Graph the following and determine the unit step function:
$$f(t) = \begin{cases}5 ,& 0 \leq t < 8 \\-4 ,& \ t \ge 8\end{cases}$$
Our class has just started doing this topic, so apologies if this must be a very simple question for you.
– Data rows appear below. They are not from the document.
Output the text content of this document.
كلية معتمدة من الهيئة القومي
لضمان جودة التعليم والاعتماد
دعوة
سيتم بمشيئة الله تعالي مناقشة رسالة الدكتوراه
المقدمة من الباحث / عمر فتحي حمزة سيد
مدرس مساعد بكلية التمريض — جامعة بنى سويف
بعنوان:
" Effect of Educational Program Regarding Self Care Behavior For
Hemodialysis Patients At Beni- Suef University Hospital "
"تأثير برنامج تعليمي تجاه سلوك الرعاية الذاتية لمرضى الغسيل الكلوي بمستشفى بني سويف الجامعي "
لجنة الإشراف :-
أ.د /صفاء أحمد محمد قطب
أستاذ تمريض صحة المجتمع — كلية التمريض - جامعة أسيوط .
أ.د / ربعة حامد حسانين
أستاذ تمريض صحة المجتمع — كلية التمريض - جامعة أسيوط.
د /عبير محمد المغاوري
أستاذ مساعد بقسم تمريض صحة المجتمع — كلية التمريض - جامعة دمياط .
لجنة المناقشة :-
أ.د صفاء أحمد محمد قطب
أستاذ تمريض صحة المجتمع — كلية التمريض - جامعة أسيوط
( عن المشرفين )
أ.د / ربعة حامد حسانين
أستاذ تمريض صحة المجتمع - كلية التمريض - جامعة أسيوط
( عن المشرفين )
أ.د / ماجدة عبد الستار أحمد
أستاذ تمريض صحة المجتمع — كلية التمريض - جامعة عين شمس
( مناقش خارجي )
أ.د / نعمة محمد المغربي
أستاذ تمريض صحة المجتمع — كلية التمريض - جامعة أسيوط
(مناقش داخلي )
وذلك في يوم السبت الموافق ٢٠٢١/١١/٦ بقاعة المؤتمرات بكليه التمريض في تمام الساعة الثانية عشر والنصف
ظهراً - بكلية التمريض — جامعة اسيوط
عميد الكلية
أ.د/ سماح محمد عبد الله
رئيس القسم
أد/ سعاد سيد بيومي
I drew a graph of what I think it should look like:
And this is what I think the unit step function should look like
$$f(t) = 5u(t) - 9u(t-8)$$
That would make sense to me or is it:
$$f(t) = 5u(t) - 4u(t-8)$$
If someone could help I would be grateful
In general, if:
$$f(t)= \left\{\begin{array} fg(t) &0 \le t < a\\h(t) &t \ge a \end{array}\right.$$
then:
$$f(t) = g(t) - g(t)u(t-a) + h(t) u(t-a)$$
For your particular problem, we have:
$$f(t) = \begin{cases}5 ,& 0 \leq t < 8 \\-4 ,& \ t \ge 8\end{cases}$$
Using unit step functions, we can write this as:
$$f(t) = 5 - 5 u(t-8) - 4 u(t-8) = 5 - 9u(t-8)$$
Your plot is correct for the range you plotted, but also realize that it is zero for $t \le 0$.